Page MenuHomePhabricator

import-dump command fails due to sudo broken file permissions
Closed, ResolvedPublic

Description

Use case: import a Wikidata dump into a MediaWiki Vagrant instance running on a Cloud-VPS machine.

TL;DR: is there a workaround or an alternative import method to avoid doing this manually? :-)


Details

cd /srv/mediawiki-vagrant
vagrant import-dump wikidatawiki-latest-pages-articles19.xml-p19072452p19140743.bz2

returns

sudo: /usr/bin/sudo must be owned by uid 0 and have the setuid bit set
sudo: /usr/bin/sudo must be owned by uid 0 and have the setuid bit set

Changing the /usr/bin/sudo bits in the Vagrant box, as suggested in:
https://stackoverflow.com/questions/16682297/getting-message-sudo-must-be-setuid-root-but-sudo-is-already-owned-by-root/19306929#19306929
https://askubuntu.com/questions/452860/usr-bin-sudo-must-be-owned-by-uid-0-and-have-the-setuid-bit-set#471503

requires root privileges, of course, and I'm not sure it's a good workaround.

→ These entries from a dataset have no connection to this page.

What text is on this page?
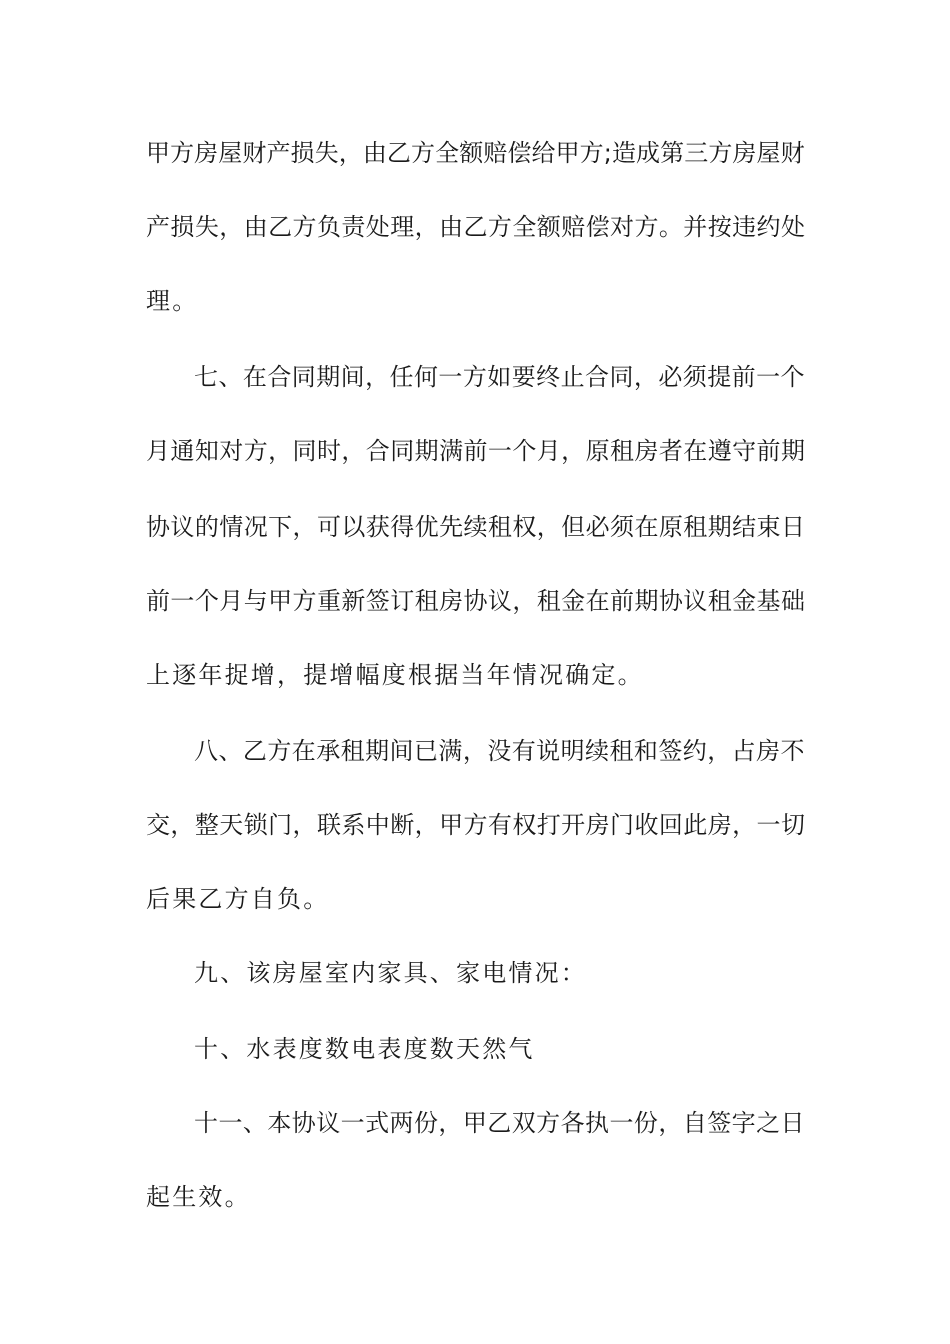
甲方房屋财产损失，由乙方全额赔偿给甲方;造成第三方房屋财
产损失，由乙方负责处理，由乙方全额赔偿对方。并按违约处
理。
七、在合同期间，任何一方如要终止合同，必须提前一个
月通知对方，同时，合同期满前一个月，原租房者在遵守前期
协议的情况下，可以获得优先续租权，但必须在原租期结束日
前一个月与甲方重新签订租房协议，租金在前期协议租金基础
上逐年捉增，提增幅度根据当年情况确定。
八、乙方在承租期间已满，没有说明续租和签约，占房不
交，整天锁门，联系中断，甲方有权打开房门收回此房，一切
后果乙方自负。
九、该房屋室内家具、家电情况：
十、水表度数电表度数天然气
十一、本协议一式两份，甲乙双方各执一份，自签字之日
起生效。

Anyway, the default root password is not vagrant, as mentioned in:
https://www.mediawiki.org/wiki/MediaWiki-Vagrant#Basic_usage

Here is some digging that may be useful.

  • the actual BASH script run in the Vagrant box is /srv/mediawiki-vagrant/puppet/modules/mediawiki/files/import-mediawiki-dump;
  • the script calls mwscript:
/usr/local/bin/mwscript importDump.php --uploads -- "$FILE"
/usr/local/bin/mwscript rebuildrecentchanges.php
  • mwscript is the one calling sudo, see lines 4 and 5:
# Ensure that the script is run as the www-data user
[[ $(whoami) = www-data ]] || exec sudo --preserve-env -u www-data -n -- "$0" "$@"
  • directly calling /var/www/w/MWScript.php from inside the Vagrant box also fails:
vagrant ssh
php /var/www/w/MWScript.php importDump.php --uploads /vagrant/wikidatawiki-latest-pages-articles19.xml-p19072452p19140743.bz2

returns

Cannot run a MediaWiki script as a user in the group vagrant
Maintenance scripts should generally be run using sudo -u www-data which
is available to all wikidev users.  Running a maintenance script as a
privileged user risks compromise of the user account.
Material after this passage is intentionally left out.